Pero José tiene un amigo que lo ayuda a sobrellevar la cuarentena. A diferencia de él, Edgardo no está bajo la línea de pobreza ni vive en la calle. “Mi casa queda cerca, nos conocemos desde que íbamos a la escuela. Mi familia tiene un restaurante y siempre que puedo le traigo algo para compartir”, relata Edgardo. Es una charla de sobremesa: están sentados sobre unos cajones de cerveza, fumando cigarrillos después de almorzar pollo a la parrilla. Un lujo inusual para José, que acaba de guardar las viandas de Apapachando Corazones para cenar con su mamá.

Insultos y golpes

Apenas había comenzado la cuarentena cuando Apapachando Corazones ya denunció que las fuerzas de seguridad estaban maltratando a la gente sin hogar. “Bajo el operativo ‘Nadie en la calle’ las personas que aún quedan a la intemperie han recibido un trato violento por parte de los policías. En especial en toda la zona céntrica, donde con golpes, empujones y uso de gas pimienta buscaron ahuyentarlos”, alertaba un comunicado publicado en las redes sociales el 21 de marzo.

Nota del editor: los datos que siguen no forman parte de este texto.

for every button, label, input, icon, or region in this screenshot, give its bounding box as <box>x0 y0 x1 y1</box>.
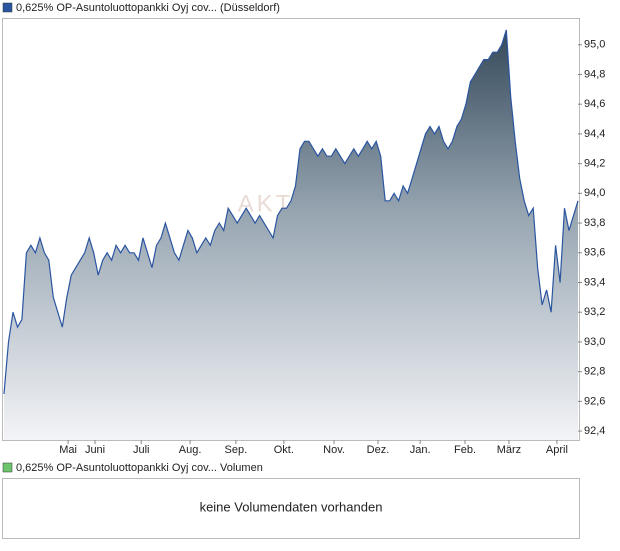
x-tick-label: Nov. <box>323 444 345 456</box>
y-tick-label: 94,2 <box>584 158 605 170</box>
x-tick-label: Feb. <box>454 444 476 456</box>
y-tick-label: 94,0 <box>584 187 605 199</box>
y-tick-label: 94,6 <box>584 98 605 110</box>
x-tick-label: Sep. <box>225 444 248 456</box>
y-tick-label: 92,4 <box>584 425 605 437</box>
legend-swatch <box>2 2 13 13</box>
y-tick-label: 93,4 <box>584 276 605 288</box>
y-tick-label: 93,8 <box>584 217 605 229</box>
price-line <box>3 29 579 394</box>
y-tick-label: 95,0 <box>584 39 605 51</box>
x-tick-label: April <box>546 444 568 456</box>
y-tick-label: 92,8 <box>584 366 605 378</box>
volume-frame <box>2 478 580 539</box>
legend-label: 0,625% OP-Asuntoluottopankki Oyj cov... … <box>16 2 280 14</box>
empty-message: keine Volumendaten vorhanden <box>200 499 383 514</box>
x-tick-label: Mai <box>59 444 77 456</box>
y-tick-label: 93,0 <box>584 336 605 348</box>
x-tick-label: Aug. <box>179 444 202 456</box>
y-tick-label: 93,6 <box>584 247 605 259</box>
y-tick-label: 93,2 <box>584 306 605 318</box>
x-tick-label: März <box>497 444 521 456</box>
y-tick-label: 94,4 <box>584 128 605 140</box>
legend-label: 0,625% OP-Asuntoluottopankki Oyj cov... … <box>16 462 263 474</box>
legend-swatch <box>2 462 13 473</box>
y-tick-label: 94,8 <box>584 68 605 80</box>
x-tick-label: Okt. <box>274 444 294 456</box>
x-tick-label: Juni <box>85 444 105 456</box>
y-tick-label: 92,6 <box>584 395 605 407</box>
x-tick-label: Juli <box>133 444 150 456</box>
area-fill <box>4 29 578 441</box>
x-tick-label: Jan. <box>410 444 431 456</box>
x-tick-label: Dez. <box>367 444 390 456</box>
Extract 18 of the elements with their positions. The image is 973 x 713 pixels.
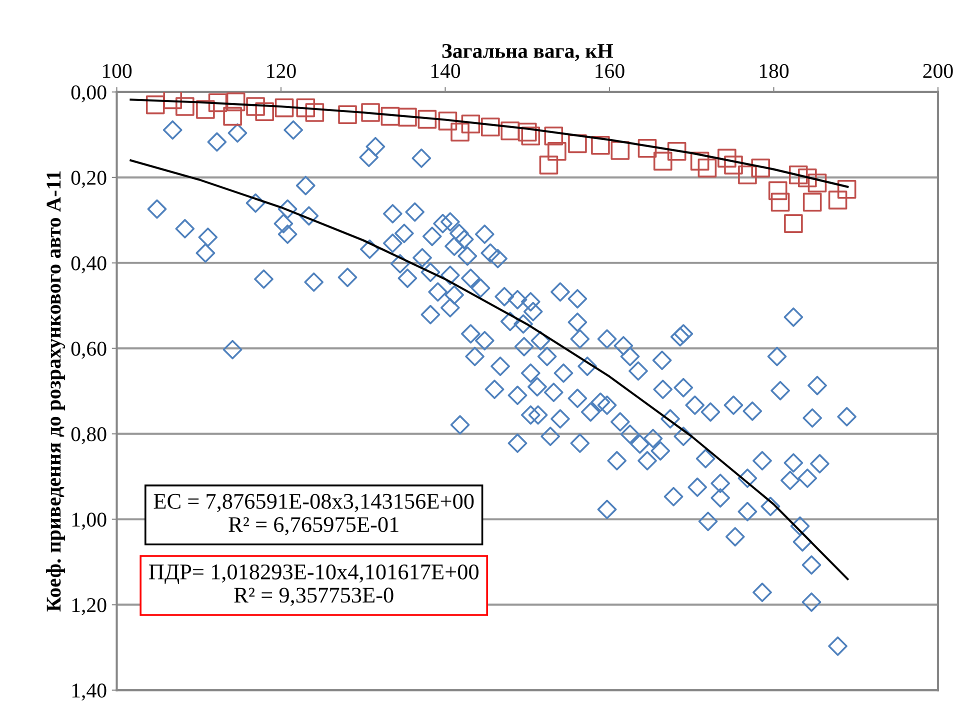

Más de un mes después José tiene marcas de golpes en el abdomen y la espalda. Él atestigua que la noche del 22 de abril dos policías estacionaron sus motos cerca de donde estaba durmiendo y lo despertaron, patearon e insultaron. “Me pegaron hasta que se aburrieron y se fueron”, protesta José. Ante la consulta de este diario, las autoridades del Ministerio de Seguridad explicaron que no existe ninguna denuncia de este tipo y aclararon que, ante hechos de estas características, invitan a presentarse a cualquier dependencia policial para que se inicie la investigación correspondiente. 

Como a Ester, a José le faltan dientes. Solo que él no cumplió los 20 años. Los incisivos que le quedan ya son amarillos. Detrás de los ojos color azabache, la mirada es triste. Uno de los antebrazos exhibe una gran herida de arma blanca. José se la toca y rasca a cada rato. Y se excusa a cada rato. Dice: “no me tengás miedo, yo no robo”. Pero de pronto también sonríe y se enorgullece de sí mismo: “¿ves ese árbol de paltas? Lo planté y lo críe yo. Ya está re alto, no veo la hora de que empiece a darme paltas así salgo a vender. Además me da sombra, mirá cómo se acuestan mis gatitos a la siesta”.

Vidas paralelas

Las de Ester y José son dos historias entre más de 70. En muchas zonas de la ciudad se cobijan otros indigentes: afuera del Centro de Salud, en las canchas que están frente al Hipódromo, debajo de las tribunas del Autódromo… y en cualquier  baldío, portal abandonado o callejón semivacío que les permita pasar desapercibidos. A esta situación también deberán retornar, cuando termine el aislamiento, muchas personas que ahora duermen en los refugios, según anticipa el ministro de Desarrollo Social de la Provincia, Gabriel Yedlin. “A mí me preocupa cómo vamos a desarmar estos paradores -admite-. No es que la gente en situación de calle va a poder quedarse a vivir en el club, sino que esas personas tendrán que ver de ingresar a algún programa social, de buscar algún empleo. Lo mismo vale para quienes no han ido a los albergues, claro. Pero eso ya será en la etapa de reconstrucción social posterior a la cuarentena”.

Mientras tanto, Ester piensa en el largo plazo. Hasta hace ocho años, cuando quedó en la calle, trabajaba en blanco en una fábrica de ropa. Cuenta que ahora está esperando que le salga la jubilación. Y que hasta eso le gustaría que le regalen un barbijo para protegerse del coronavirus. “Yo ando por la calle, ¿no tendrán una mascarita que les sobre? Para cuidarme, porque no me quiero morir antes de que me salga la jubilación”, les explica a los chicos de Apapachando Corazones. Le prometen que le traerán un tapabocas la próxima vez. José, en cambio, no tiene ese miedo. “Con lo que toma este chango, lo más probable es que él sea el que mate al virus”, bromea Edgardo. Aunque, al final de la entrevista, los dos saluden con el codo.